Dhar: Security personnel deployed outside the Bhojshala complex after the Madhya Pradesh High Court declared the Bhojshala site a temple and quashed the ASI circular allowing Muslims to offer namaz there, in Dhar, Madhya Pradesh, Friday, May 15, 2026. (PTI Photo)

Bhojshala dispute: Petitioners to move SC against HC decision

Ashar Warsi, the Muslim side's lawyer, said the Muslim side hoped that the Supreme Court would consider its arguments and restore the permission to offer namaz at the site.

by · The Siasat Daily

Indore: The Muslim petitioners on Friday, May 15, said that they will challenge the Madhya Pradesh High Court’s decision declaring the disputed Bhojshala structure in Dhar district to be a Saraswati temple.

Ashar Warsi, the Muslim side’s lawyer, told PTI, “We are not satisfied with the High Court’s decision. We will challenge it before the Supreme Court as soon as possible.”

The scientific survey of the Bhojshala complex conducted by the Archaeological Survey of India and its report, on which the HC relied, were “flawed”, he claimed.

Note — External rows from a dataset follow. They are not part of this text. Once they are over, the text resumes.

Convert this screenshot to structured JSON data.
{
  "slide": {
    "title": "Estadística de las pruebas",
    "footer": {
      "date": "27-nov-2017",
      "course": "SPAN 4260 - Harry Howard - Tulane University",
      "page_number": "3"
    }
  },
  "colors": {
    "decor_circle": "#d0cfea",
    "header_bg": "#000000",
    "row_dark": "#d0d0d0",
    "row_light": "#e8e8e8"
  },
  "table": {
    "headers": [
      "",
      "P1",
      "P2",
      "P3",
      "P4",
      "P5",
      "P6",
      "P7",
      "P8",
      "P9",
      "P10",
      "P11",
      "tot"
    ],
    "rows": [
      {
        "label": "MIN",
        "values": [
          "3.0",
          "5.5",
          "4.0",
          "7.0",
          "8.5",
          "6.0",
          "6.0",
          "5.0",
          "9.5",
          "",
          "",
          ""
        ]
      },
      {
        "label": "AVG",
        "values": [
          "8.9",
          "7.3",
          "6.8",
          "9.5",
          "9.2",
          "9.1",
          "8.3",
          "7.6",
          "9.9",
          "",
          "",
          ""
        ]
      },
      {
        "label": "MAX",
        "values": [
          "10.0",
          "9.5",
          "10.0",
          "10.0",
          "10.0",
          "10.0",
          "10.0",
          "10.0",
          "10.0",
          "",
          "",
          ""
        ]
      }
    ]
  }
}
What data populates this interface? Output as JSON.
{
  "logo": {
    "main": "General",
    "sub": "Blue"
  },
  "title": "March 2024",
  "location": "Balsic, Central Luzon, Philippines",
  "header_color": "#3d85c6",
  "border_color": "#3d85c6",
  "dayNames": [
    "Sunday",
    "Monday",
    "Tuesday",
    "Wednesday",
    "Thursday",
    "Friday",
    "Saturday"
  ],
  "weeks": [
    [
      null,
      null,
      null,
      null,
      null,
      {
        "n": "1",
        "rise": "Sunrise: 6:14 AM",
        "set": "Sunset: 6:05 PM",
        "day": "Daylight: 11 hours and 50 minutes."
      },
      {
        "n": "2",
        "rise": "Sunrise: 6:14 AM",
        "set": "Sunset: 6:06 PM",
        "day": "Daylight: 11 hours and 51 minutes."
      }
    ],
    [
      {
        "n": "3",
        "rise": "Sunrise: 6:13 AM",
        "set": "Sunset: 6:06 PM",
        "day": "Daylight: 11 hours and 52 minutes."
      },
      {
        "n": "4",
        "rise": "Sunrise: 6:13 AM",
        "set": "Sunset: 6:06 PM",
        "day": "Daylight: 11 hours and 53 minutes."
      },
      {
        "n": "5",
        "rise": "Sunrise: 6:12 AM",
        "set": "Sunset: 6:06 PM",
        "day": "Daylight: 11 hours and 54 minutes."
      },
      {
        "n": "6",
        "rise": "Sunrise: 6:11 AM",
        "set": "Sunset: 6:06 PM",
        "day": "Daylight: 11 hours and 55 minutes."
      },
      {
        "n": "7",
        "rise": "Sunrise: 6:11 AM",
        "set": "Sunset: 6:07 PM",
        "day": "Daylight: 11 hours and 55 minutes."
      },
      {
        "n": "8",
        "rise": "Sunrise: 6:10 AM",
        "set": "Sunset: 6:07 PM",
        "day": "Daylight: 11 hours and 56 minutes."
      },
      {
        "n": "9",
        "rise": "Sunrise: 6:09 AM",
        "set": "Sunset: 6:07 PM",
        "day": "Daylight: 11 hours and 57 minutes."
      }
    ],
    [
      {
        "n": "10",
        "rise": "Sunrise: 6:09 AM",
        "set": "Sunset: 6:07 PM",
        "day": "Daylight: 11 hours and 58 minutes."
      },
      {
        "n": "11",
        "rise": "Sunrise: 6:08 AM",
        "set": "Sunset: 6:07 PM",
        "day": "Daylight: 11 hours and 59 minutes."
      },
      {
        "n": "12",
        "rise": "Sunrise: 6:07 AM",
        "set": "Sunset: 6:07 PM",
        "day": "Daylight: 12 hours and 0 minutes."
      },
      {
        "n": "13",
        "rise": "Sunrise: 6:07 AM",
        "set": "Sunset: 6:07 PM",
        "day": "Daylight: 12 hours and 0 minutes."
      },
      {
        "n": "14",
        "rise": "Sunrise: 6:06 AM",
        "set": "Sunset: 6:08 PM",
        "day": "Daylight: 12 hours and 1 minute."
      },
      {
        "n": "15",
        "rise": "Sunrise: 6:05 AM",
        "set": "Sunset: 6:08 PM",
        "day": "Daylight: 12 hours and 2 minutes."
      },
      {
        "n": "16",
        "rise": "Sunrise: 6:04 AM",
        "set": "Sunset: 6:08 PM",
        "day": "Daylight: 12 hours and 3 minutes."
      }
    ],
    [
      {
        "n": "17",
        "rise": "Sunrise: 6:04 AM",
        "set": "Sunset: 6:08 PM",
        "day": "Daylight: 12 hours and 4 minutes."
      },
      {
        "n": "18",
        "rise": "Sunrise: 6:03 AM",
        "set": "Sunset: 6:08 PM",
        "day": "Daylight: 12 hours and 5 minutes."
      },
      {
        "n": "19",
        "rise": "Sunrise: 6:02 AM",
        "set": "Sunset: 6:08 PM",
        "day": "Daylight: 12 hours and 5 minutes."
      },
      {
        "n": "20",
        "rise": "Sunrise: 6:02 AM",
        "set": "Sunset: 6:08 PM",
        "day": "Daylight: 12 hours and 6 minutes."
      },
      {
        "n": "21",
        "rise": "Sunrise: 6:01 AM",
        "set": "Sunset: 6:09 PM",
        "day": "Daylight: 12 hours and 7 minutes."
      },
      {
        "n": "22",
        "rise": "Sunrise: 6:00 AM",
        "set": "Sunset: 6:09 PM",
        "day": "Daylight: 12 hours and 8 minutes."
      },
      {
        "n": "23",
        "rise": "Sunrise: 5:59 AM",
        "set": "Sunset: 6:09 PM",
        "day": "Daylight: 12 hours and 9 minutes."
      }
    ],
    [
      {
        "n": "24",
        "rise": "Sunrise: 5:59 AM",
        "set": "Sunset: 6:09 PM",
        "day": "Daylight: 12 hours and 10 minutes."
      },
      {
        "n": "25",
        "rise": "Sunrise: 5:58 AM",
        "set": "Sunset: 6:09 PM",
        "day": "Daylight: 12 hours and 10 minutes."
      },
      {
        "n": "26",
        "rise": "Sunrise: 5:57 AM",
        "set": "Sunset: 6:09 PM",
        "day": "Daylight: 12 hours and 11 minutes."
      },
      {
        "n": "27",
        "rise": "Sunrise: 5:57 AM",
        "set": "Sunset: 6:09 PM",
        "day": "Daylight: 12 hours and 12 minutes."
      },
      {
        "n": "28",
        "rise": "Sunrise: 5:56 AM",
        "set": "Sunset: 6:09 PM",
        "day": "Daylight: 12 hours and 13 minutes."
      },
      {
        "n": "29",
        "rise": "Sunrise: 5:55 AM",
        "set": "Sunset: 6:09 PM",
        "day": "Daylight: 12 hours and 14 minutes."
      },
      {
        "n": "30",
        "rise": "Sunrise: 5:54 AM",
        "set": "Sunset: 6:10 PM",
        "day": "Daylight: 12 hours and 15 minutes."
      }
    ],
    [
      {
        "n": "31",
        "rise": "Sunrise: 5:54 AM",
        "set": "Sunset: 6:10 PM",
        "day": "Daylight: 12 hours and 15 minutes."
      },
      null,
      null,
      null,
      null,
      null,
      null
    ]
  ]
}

Jitendra Singh ‘Vishen’, one of the Hindu petitioners, earlier in the day filed a caveat in the Supreme Court through advocate Barun Kumar Sinha, requesting the court that no orders be passed without hearing it on any appeal against the High Court order.

Advocate Warsi, meanwhile, said that the case, which involved disputed facts, should not have been dealt with under Article 226 of the Constitution, and instead referred to a civil court. Under Article 226, a person can move a High Court or the Supreme Court directly against the violation of legal or fundamental rights by filing a writ petition.

Warsi said his clients had already filed a lawsuit in a civil court in Dhar.

In its ruling on Friday, the Indore bench of the Madhya Pradesh High Court held that the Bhojshala-Kamal Maula Mosque complex is a temple dedicated to Goddess Saraswati. It also quashed the April 7, 2003 order of the ASI, which allowed Muslims to offer prayers on the premises every Friday.

Warsi said the Muslim side hoped that the Supreme Court would consider its arguments and restore the permission to offer namaz at the site.